RG Martin is an existentialist. That is, he believes human beings have the free will to make decisions and take responsibility for their decisions. These decisions are important, especially decisions about which beliefs a person is going to accept and integrate into his thoughts, his actions and his personality.
Thus RG believes the decisions you make about the future of the country and your vote is important.
RG is a big fan of Joan of Arc, the first feminist, the first nationalist, and the first woman to stand up to the local Church. Like Joan — and like JFK, like the ancient Greeks, and like many Americans — RG is a realistic idealist. He believes that the spirit of America has always been one of idealism, but idealism synthesized with reality.
We all can be idealistic but still fully realistic and practical.
RG believes that policies based on pure idealism can be the most realistic, practical and efficient policies. It is the policies that were based on based on falsehoods, corruption, immorality, and dysfunctional thought that history has proven to be unrealistic, impractical, inefficient, and, in the end, destructive.
RG also believes that naive idealism can be just as destructive as false ideas. For naive idealism is the pursuit of an ideal with no consideration for reality. It ignores reality. It ignores experience. Naive idealism often even has contempt for reality and experience. It is neurotic. Naive idealism is a common fallacy in “progressive” and liberal political thought.
And how do we discern which ideas are realistic and which are naive idealism? We use the traditional scientific method. We test them! We see which ideas worked in history and which didn’t.
But just as neurotic as naive idealism is the belief commonly found in conservative thought that “we must bite the bullet.” This conservative Idea says we must accept reality as it is with no hope of making it better, with no hope of pursuing authentic, realistic ideals.
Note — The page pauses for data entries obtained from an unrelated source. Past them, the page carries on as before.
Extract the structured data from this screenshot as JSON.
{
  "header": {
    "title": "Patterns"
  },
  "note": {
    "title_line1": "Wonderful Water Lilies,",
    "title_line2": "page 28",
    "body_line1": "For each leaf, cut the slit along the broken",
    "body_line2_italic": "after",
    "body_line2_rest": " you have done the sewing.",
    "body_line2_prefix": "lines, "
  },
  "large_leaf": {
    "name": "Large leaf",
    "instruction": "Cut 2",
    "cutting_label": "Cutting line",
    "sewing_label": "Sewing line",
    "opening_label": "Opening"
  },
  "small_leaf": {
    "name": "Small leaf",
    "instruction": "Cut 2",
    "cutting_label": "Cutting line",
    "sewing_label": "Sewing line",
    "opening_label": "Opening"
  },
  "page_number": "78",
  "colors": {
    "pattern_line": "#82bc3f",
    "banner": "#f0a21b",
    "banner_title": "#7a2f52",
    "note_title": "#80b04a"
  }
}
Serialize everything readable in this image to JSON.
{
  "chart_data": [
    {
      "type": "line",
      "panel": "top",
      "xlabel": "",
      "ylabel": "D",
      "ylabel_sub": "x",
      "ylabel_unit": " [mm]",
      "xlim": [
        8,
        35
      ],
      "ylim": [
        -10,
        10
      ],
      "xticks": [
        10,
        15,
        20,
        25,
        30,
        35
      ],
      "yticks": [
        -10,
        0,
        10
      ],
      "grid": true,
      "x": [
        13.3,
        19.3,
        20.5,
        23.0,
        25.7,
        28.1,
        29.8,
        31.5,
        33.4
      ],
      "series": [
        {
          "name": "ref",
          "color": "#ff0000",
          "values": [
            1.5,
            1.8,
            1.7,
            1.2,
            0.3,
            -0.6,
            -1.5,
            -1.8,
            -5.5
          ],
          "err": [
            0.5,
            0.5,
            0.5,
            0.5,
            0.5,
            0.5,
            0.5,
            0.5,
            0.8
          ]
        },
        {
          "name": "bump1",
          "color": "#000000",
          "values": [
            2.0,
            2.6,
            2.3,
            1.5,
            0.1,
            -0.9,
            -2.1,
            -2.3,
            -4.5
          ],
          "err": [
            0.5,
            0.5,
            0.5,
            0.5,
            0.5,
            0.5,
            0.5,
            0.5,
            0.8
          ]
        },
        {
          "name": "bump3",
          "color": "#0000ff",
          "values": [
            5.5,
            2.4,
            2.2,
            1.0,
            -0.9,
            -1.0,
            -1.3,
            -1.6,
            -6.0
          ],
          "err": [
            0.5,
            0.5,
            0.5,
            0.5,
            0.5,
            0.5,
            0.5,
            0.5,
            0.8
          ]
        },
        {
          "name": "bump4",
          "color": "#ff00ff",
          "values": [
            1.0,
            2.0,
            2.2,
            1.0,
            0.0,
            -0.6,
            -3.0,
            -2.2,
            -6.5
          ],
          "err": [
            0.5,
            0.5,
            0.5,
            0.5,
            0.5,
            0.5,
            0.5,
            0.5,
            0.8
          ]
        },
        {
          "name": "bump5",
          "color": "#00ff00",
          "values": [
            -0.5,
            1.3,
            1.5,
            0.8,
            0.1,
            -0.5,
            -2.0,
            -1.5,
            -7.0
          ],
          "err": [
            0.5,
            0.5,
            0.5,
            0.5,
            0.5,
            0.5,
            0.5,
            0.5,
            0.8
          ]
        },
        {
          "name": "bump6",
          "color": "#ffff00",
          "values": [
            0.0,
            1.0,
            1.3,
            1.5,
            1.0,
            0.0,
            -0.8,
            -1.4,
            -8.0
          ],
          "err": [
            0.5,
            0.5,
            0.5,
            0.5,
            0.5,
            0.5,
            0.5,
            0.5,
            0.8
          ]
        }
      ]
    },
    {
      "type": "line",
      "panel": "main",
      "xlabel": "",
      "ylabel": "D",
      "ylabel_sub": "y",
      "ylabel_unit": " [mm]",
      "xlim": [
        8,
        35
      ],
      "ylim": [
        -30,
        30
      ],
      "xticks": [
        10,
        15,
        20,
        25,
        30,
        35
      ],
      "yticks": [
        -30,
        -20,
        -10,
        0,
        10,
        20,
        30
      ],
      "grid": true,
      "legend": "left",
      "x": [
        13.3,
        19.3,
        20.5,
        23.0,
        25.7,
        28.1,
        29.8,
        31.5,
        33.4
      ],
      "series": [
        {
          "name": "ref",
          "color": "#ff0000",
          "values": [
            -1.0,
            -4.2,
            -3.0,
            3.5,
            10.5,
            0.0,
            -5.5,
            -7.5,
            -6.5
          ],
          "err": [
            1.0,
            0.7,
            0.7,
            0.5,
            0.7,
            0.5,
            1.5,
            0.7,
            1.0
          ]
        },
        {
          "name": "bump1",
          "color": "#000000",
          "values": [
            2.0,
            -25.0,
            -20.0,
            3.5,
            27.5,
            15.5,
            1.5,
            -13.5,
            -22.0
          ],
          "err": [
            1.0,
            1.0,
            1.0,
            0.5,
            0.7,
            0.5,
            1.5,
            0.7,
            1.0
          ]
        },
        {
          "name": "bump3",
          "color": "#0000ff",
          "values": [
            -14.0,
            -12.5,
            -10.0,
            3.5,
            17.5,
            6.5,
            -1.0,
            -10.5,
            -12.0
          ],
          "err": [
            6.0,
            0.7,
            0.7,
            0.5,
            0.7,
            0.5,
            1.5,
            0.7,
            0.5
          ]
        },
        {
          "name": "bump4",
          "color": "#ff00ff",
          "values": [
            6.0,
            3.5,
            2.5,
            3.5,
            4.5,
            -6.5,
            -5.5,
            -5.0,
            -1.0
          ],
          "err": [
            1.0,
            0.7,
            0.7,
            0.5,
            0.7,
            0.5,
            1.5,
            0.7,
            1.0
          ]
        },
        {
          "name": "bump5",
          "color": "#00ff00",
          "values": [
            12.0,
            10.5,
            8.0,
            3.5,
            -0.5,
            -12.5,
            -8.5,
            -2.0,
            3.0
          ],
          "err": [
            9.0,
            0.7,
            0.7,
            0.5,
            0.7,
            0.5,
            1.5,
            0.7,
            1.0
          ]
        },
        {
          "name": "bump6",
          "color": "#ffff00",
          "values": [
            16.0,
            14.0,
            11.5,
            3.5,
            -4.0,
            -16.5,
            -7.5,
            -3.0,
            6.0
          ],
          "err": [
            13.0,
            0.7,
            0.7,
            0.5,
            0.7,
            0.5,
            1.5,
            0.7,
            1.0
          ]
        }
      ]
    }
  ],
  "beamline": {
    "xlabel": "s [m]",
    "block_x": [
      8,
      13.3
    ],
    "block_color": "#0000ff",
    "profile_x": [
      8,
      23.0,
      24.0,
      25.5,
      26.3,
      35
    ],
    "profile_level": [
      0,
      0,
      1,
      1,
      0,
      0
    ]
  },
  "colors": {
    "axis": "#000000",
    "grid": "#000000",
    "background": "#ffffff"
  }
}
RG also believes, like Hegel and Joan, that the commandment to love God implies the commandment to try to understand God! This understanding implies the commandment to try to listen to God and try to understand what He is doing in history.
Loving God also implies loving his creation. Loving God’s creation implies accepting his creation as it is, and not how we think his creation should be. Loving his creation implies trying to understand reality, reality, as it is, not how a book says reality is — any book.
RG believes we should accept historical reality as it is and improve upon it as much as we can, always listening to God as he speaks to us in everyday life. As John Kennedy said, we must make God’s work here on earth our own.